Charlotte Trecartin was a full-time student at the University of Illinois Urbana-Champaign, working toward a degree in Kinesiology with minors in Business and Chemistry, when the idea for CharCharms came to her — literally sitting in her sunroom during the peak of COVID lockdown, staring at her water bottle. “I was super bored & it was the peak COVID when everyone was at home,” she’s said of the moment. “I was sitting in my sunroom with my tumbler and I had the idea to hang stuff on my bottle.”
That idle thought became a real design process by fall 2020: sketching, prototyping, and — critically — funding the patent and prototyping work herself, using income from a summer door-to-door coupon sales job she’d taken specifically to bankroll the idea. CharCharms officially launched its first product collection on September 24, 2021, offering more than 40 different bottle hooks and 400 different decorative charms.
Trecartin’s path to the company is its own kind of case study in stacking odd jobs into capital: alongside her coursework, she’d also worked as a nanny, a competitive bodybuilder, and a cycling instructor — none of it directly related to product design, all of it apparently useful for funding one.

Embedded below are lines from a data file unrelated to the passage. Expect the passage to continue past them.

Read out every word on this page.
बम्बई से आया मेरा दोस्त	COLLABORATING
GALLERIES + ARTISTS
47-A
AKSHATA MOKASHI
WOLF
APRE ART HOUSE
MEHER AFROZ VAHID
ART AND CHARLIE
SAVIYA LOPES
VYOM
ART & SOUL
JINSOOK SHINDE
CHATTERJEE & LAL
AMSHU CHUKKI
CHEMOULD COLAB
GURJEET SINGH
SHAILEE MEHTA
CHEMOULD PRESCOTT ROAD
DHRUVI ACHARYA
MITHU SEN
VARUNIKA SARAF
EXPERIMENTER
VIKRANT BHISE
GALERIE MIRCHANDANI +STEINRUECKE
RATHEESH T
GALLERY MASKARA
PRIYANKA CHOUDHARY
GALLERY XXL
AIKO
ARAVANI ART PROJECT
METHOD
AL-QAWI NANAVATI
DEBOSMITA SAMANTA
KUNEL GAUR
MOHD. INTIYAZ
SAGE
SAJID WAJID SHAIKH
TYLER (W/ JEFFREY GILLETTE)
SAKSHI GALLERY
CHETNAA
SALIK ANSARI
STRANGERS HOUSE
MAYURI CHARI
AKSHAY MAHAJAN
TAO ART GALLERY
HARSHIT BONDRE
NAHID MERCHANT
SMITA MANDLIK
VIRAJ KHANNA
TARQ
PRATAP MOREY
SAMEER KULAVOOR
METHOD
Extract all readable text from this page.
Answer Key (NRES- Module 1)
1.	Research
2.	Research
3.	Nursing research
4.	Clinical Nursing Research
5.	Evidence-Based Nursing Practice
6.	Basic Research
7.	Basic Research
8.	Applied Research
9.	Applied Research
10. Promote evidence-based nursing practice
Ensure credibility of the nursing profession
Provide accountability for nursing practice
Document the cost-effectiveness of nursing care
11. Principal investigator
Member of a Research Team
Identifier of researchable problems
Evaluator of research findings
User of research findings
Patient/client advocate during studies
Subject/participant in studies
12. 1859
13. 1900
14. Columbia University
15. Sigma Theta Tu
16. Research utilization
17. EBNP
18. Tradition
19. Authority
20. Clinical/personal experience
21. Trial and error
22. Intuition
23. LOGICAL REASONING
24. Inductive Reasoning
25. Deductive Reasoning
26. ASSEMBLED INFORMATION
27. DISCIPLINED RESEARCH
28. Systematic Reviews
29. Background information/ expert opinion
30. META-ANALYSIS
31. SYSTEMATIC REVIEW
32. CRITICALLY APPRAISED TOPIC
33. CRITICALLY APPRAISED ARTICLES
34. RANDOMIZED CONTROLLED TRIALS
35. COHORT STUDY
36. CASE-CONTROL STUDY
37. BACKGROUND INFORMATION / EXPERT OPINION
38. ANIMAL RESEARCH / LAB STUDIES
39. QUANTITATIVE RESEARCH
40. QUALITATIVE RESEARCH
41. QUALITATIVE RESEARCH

The company has since been featured in the Chicago Sun-Times and built a TikTok following that grew from nothing to more than 60,000, with a stated goal of reaching 500,000.
Her read on what actually drove that growth is unglamorous and specific: “The key to growth on TikTok, I learned, was consistency and posting regularly.” No secret algorithm hack — just showing up on a schedule, as a full-time student running a real, patented product line on the side.